Sosis is an active part of CMU's community. They currently serve as the chairperson of The Council of Religious Students (CoRS), which fosters an inclusive and empowering faith community through initiatives that enrich connections among religious communities, build mutually inspiring relationships, and develop understanding and respect toward religious identities on campus. Sosis spent several years growing up in Israel.
"For me it's more about why I wanted to learn Arabic," said Sosis, who is Jewish and involved in student groups like Hillel JUC and Chabad. "It's a show of respect to reach out to people in their own language. Especially in Israel where Hebrew is the de facto language. To be able to speak to people in their native tongue and in the words they're more comfortable with is a wonderful thing."
Sosis is considering different career paths, including pursuing a Ph.D. on the historical relationships between Jewish and Arabic communities.
"Because I do have access to Hebrew texts, I would like to read Arabic ones as well," they said.
Sosis also is pursuing a career in creative writing.
"The creative writing faculty has been astoundingly supportive to help me reach my goals," they said. "To be able to write about people's experiences around the world would be just amazing."
In applying for the CLS Scholarship and other opportunities, Sosis said they have had support from the Fellowships and Scholarship Office, the Academic Advisory Center in the Dietrich College of Humanities and Social Sciences and Study Abroad.
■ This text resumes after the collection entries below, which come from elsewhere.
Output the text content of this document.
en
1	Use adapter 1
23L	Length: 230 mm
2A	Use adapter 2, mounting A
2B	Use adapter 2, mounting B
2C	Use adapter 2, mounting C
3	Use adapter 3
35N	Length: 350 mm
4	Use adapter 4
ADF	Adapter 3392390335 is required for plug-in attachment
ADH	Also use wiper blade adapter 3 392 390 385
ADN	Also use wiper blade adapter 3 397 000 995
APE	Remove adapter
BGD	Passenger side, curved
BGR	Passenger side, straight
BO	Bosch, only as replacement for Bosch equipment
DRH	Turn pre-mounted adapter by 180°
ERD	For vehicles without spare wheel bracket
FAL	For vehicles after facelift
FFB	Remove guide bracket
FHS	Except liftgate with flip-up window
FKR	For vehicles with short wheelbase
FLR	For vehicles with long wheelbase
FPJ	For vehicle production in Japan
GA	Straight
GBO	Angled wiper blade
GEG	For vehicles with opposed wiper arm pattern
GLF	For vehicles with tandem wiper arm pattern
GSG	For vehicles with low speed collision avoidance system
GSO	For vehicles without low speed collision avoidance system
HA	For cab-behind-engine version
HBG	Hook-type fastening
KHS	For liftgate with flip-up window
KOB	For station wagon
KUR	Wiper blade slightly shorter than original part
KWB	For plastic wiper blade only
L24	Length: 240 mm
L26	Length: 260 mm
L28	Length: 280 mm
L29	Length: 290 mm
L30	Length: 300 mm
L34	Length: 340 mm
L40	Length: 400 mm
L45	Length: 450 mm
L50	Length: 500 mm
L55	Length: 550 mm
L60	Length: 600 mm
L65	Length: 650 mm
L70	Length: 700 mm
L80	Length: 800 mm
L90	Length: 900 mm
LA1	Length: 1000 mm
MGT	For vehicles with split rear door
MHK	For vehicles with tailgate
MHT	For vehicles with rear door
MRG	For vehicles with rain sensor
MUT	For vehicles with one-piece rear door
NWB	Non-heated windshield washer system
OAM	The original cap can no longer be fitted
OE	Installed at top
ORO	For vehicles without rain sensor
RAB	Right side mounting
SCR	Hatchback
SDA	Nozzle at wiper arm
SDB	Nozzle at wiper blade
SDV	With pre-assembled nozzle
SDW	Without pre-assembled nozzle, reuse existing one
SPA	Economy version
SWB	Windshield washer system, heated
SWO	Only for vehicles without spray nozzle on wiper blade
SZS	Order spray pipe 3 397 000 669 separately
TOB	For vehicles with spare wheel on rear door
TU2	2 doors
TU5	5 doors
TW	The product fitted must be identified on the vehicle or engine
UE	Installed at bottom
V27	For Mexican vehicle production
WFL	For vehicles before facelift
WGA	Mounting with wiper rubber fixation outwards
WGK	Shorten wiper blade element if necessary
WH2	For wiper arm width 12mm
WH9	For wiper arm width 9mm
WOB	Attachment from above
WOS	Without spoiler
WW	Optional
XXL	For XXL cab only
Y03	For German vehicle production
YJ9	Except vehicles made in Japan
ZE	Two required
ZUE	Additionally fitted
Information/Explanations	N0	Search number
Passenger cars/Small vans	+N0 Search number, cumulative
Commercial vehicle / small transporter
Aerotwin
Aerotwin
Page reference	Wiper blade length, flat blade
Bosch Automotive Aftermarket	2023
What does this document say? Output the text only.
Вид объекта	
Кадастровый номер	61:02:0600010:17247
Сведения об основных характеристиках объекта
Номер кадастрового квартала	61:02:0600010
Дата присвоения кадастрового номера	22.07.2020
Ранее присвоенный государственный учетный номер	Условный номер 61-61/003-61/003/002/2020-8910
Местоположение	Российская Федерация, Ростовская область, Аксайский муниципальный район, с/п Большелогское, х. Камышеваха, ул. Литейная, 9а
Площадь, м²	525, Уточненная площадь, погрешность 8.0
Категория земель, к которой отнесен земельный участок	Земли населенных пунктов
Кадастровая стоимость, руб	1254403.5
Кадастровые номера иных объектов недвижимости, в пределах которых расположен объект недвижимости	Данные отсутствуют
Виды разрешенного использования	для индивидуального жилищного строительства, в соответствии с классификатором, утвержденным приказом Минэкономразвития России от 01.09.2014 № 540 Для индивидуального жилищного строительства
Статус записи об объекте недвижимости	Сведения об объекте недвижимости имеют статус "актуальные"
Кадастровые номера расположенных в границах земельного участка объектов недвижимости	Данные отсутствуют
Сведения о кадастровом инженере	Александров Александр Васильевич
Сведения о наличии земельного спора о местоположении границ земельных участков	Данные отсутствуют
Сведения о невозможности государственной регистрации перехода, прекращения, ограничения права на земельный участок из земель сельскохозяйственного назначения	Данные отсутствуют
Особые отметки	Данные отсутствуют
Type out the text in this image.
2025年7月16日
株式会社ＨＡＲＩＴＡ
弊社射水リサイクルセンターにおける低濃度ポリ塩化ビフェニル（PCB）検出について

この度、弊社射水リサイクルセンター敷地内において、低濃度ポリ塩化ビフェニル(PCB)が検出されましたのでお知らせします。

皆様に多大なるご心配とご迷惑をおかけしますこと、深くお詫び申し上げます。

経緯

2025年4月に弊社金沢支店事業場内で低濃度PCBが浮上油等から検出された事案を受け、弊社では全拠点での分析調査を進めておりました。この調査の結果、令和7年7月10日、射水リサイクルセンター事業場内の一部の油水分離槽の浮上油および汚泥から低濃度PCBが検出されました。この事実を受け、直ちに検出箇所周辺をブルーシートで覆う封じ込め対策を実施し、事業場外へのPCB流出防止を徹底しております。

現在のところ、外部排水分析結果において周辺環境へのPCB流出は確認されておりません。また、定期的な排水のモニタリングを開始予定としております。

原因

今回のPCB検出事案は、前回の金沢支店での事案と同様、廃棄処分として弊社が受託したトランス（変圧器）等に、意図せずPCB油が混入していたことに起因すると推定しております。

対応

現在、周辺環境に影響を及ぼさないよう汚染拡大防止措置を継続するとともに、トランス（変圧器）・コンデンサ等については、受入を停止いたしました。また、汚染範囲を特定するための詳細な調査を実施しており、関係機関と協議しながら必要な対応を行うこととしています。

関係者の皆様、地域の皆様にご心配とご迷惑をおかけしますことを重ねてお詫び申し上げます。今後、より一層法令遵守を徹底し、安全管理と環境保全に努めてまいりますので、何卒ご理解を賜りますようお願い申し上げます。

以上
Among their accolades, Sosis was selected for the Division of Student Affairs' IMPAQT program, which provides weeklong exchange opportunities for students from Pittsburgh and Carnegie Mellon in Qatar campuses.
"We didn't get to go to Qatar, but the students at CMU-Q were able to come to Pittsburgh, which was amazing," they said.
While COVID-19 has Sosis' plans for study abroad on hold, they still have sights on going overseas next fall.
"Study abroad enables me to fully immerse myself in culture abroad, challenge myself and open myself up to the diversity of human experiences around the world in a meaningful way," Sosis said.